Conflict with Co-s

31 Aug, 2019//Posted by : admin//Category : Uncategorized

I have touched on the advisability of naming multiple successor fiduciaries in previous blogs, but it bears revisiting, as I have had the recent and fresh displeasure of dealing with co-trustees and/or executors working at cross purposes. The difficulties inherent in reaching solutions to problems by committee are self-evident to anybody who has served on a board or organization where majority consensus must be reached before any action is adopted. Discussion and debate can be endless, not to mention, tedious. A quick look at our state and federal legislatures at work brings home the same point.

In the case of co-fiduciaries, whether they be trustees, executors, guardians, or conservators, the problem in reaching a course of action is exacerbated by the requirement of unanimity. Legally, in most cases, the persons nominated and/or appointed to carry out the wishes and intentions of a decedent in their trust or probate estate must agree with one another before any action can be taken, checks written, assets sold or distributed, etc. To say this requirement presents conflict and confusion, not to mention animosity, is to understate it.

This problem does not present itself when the fiduciary decision makers are professional, neutral, and experienced, as in the case of corporate trust officers working together in a bank or other financial trust office. However, since the financial costs and incentives are usually not present to involve a bank as trustee/executor, most middle class testators and their planners nominate family members as their post mortem representative. In fact, if an individual dies intestate, (without any will or trust) the court will follow a statutory priority for next of kin in appointing a fiduciary.

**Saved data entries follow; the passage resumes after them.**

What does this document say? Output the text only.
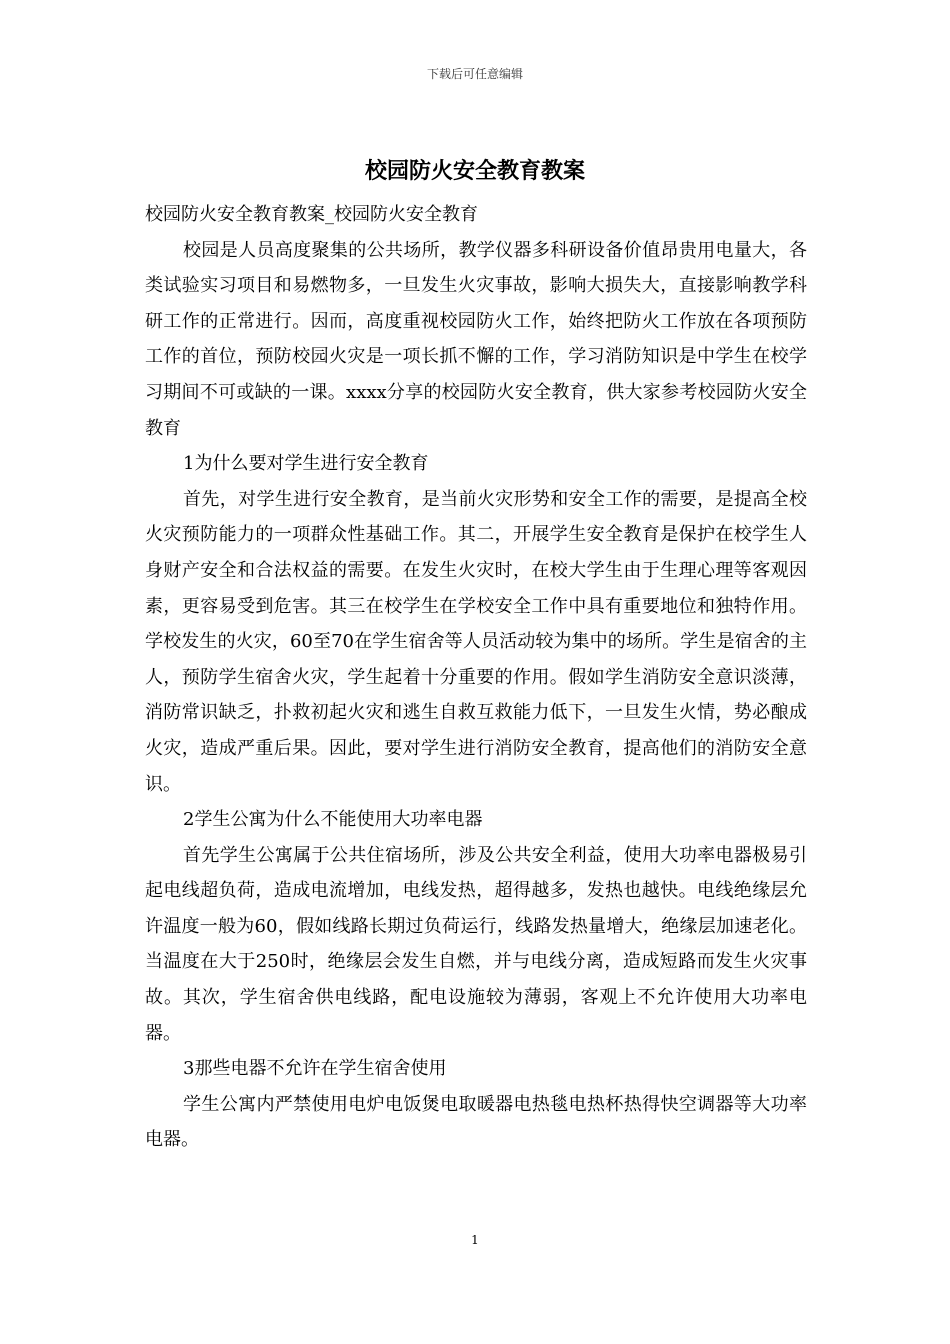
下载后可任意编辑
校园防火安全教育教案

校园防火安全教育教案_校园防火安全教育

校园是人员高度聚集的公共场所，教学仪器多科研设备价值昂贵用电量大，各类试验实习项目和易燃物多，一旦发生火灾事故，影响大损失大，直接影响教学科研工作的正常进行。因而，高度重视校园防火工作，始终把防火工作放在各项预防工作的首位，预防校园火灾是一项长抓不懈的工作，学习消防知识是中学生在校学习期间不可或缺的一课。xxxx分享的校园防火安全教育，供大家参考校园防火安全教育

1为什么要对学生进行安全教育

首先，对学生进行安全教育，是当前火灾形势和安全工作的需要，是提高全校火灾预防能力的一项群众性基础工作。其二，开展学生安全教育是保护在校学生人身财产安全和合法权益的需要。在发生火灾时，在校大学生由于生理心理等客观因素，更容易受到危害。其三在校学生在学校安全工作中具有重要地位和独特作用。学校发生的火灾，60至70在学生宿舍等人员活动较为集中的场所。学生是宿舍的主人，预防学生宿舍火灾，学生起着十分重要的作用。假如学生消防安全意识淡薄，消防常识缺乏，扑救初起火灾和逃生自救互救能力低下，一旦发生火情，势必酿成火灾，造成严重后果。因此，要对学生进行消防安全教育，提高他们的消防安全意识。

2学生公寓为什么不能使用大功率电器

首先学生公寓属于公共住宿场所，涉及公共安全利益，使用大功率电器极易引起电线超负荷，造成电流增加，电线发热，超得越多，发热也越快。电线绝缘层允许温度一般为60，假如线路长期过负荷运行，线路发热量增大，绝缘层加速老化。当温度在大于250时，绝缘层会发生自燃，并与电线分离，造成短路而发生火灾事故。其次，学生宿舍供电线路，配电设施较为薄弱，客观上不允许使用大功率电器。

3那些电器不允许在学生宿舍使用

学生公寓内严禁使用电炉电饭煲电取暖器电热毯电热杯热得快空调器等大功率电器。

1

Generally, when an individual or married couple name their successor trustee/executor, they choose their adult children, assuming they have any that are halfway responsible individuals. The mistake some of them, and their estate planners make, is to delegate the fiduciary duty to multiple children. Some testators are convinced that appointing one child over the other(s) will somehow hurt the sensitivities and stir the resentments of the excluded child(ren). This belief is not without merit, as many times the “sibling rivalries” and conflicts go back to when said children were playmates in the backyard sandbox. However, such latent or patent hostility comes out in spades when the sensitive subjects arising in probate and trust administration come to the fore. Besides the potential for severe animosity as presented by such shared authority by persons not particularly fond each other, even when they are affectionate in their kinship, the administration of Mom and Dad’s estate can create emotional and mental conflicts where they did not exist before.

The solution to the misplaced desire to award the job to multiple parties is to first convince parents and other testators that they need to explain the choice of one child over the other(s). I usually tell them to simply blame their attorney for the decision of one over the other(s). Also, when making the selection, they should pick the best qualified and geographically convenient person, and one that they feel is best equipped to handle money and responsibility. After all, the nomination of a fiduciary is not an award or preferential victory of the most favored child. The estate appointment is simply delegating to someone the responsibility of a thankless job. To salve the wounds of the ones not named, their parents can name the best choice first, and the others as alternates in successive order of birth or other criteria.

Finally, if there exists some coherent reason to name more than one representative, then it should never be more than two, and those two should have a history of cooperation and rationality. Many times, if parents have 3 or more kids, they nominate all of them as co-fiduciaries! Any estate planner that allows them to do that is asking for trouble, as the problems and conflicts increase exponentially rather than arithmetically with the number of persons required for administrative decisions.